The major strengths of this study were its focus on an understudied, reachable population in need, standardized prospective data collection with a high follow-up rate, and analyses based on theory. In addition, we used a broad definition of primary care based on how a physician functions in the eyes of the patient rather than based on how a health system categorizes them (Starfield 1998
); this deliberate choice makes it very likely that subjects reporting no primary medical care truly did not have it.
Limitations of our study include a 15 percent loss to follow-up that could have biased the results, however, the minimal losses and few differences in subject characteristics make this issue less of a concern. Assessment of primary medical care linkage by self-report may be a concern, but interview assessment of this outcome was a focus of the study; it was detailed, it referred to the recent past, and it was validated against administrative data. And recall for an event like a visit to a new primary care physician is more accurate than recall for less notable events (Means et al. 1989
). Finally, the generalizability of our results may be limited to adults with addictions in similar low-socioeconomic-status detoxification and treatment programs typically found in cities in the United States.
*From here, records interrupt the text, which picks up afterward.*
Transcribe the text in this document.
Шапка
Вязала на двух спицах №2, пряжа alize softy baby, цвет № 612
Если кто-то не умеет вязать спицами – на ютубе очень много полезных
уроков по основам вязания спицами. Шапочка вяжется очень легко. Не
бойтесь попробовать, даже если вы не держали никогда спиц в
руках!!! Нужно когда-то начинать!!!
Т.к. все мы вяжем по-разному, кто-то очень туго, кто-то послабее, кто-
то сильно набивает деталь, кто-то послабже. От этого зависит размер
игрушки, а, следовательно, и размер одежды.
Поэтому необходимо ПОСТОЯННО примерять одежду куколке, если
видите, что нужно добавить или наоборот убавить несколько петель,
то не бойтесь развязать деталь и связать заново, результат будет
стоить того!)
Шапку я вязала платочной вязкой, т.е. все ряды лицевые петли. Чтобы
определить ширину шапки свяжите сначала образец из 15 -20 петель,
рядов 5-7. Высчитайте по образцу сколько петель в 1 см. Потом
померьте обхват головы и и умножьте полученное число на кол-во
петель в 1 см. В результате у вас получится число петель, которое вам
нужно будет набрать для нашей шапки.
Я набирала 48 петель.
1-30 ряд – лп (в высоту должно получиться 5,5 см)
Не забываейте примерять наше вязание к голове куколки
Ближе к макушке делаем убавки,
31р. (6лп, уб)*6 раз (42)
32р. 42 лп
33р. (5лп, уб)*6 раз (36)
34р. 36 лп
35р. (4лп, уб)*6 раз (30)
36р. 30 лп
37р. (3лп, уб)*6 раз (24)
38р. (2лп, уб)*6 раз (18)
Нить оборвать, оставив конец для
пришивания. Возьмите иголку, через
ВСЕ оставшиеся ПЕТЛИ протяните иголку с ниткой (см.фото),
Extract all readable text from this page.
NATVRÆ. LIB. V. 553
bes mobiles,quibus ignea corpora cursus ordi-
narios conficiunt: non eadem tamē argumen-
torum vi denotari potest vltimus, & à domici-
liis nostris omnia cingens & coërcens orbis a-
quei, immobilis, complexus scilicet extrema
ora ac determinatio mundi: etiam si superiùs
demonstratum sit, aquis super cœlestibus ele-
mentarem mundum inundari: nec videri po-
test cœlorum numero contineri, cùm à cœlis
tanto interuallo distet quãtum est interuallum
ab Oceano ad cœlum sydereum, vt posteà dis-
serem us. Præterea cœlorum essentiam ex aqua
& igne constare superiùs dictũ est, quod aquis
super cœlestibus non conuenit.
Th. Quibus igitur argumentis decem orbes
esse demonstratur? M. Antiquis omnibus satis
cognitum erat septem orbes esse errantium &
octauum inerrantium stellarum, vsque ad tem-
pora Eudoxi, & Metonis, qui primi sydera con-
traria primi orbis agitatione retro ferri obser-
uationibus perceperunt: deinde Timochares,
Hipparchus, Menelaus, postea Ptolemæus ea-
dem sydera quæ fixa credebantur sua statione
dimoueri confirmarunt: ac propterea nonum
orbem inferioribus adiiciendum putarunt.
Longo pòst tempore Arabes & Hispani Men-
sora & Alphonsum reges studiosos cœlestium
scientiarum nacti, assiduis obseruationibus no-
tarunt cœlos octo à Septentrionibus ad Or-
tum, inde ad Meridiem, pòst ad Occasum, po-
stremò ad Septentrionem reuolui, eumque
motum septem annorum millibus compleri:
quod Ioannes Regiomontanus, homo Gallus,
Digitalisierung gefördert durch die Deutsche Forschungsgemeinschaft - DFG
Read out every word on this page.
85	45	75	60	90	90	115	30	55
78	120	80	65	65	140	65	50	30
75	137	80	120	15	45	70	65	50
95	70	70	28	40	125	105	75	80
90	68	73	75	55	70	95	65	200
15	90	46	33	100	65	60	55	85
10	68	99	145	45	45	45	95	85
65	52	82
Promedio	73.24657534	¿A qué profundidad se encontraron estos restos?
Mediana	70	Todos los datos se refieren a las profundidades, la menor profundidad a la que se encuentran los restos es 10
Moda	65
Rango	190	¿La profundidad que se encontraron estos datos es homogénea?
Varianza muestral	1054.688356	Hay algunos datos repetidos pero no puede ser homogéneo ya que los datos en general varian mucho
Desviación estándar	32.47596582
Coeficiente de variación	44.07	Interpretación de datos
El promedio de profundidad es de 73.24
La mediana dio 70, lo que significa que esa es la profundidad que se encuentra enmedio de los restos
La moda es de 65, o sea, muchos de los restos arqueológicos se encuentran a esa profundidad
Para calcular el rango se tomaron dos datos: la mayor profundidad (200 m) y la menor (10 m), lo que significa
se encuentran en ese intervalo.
Patients with addictions who have primary care physicians have already been described in the literature, and compared with those who do not (Saitz, Mulvey, and Samet 1997
). But to our knowledge, no prospective study has reported on factors associated with linkage to primary medical care after detoxification for those without a physician. Detoxification is often not followed by addiction treatment or medical care (Samet et al. 2003
; Mark et al. 2002
). Thus detoxification presents an opportunity to reach patients without primary care, who could benefit from such care, and who may not seek it without facilitated access. Our data from this unique population do not simply mirror findings in the general population or even in persons with addictions (Saitz, Mulvey, and Samet 1997
; Lim et al. 2002
; Gallagher et al. 1997
). In this setting, social support for abstinence, episodic medical care delivery contacts, incarceration, and insurance at the right time take on importance for patients with addictions who do not have, but who need primary medical care. Identification of these factors, and others significant in general and other vulnerable populations (e.g., gender), suggest clinical and policy interventions targeted to those at greatest risk as we have outlined in this discussion. We anticipate that this knowledge of potentially modifiable factors that affect linkage with ongoing care could be used by health systems, detoxification or addiction treatment programs, and by researchers designing interventions to improve entry into primary care at a specific common point of contact with the health care system for patients with addictions.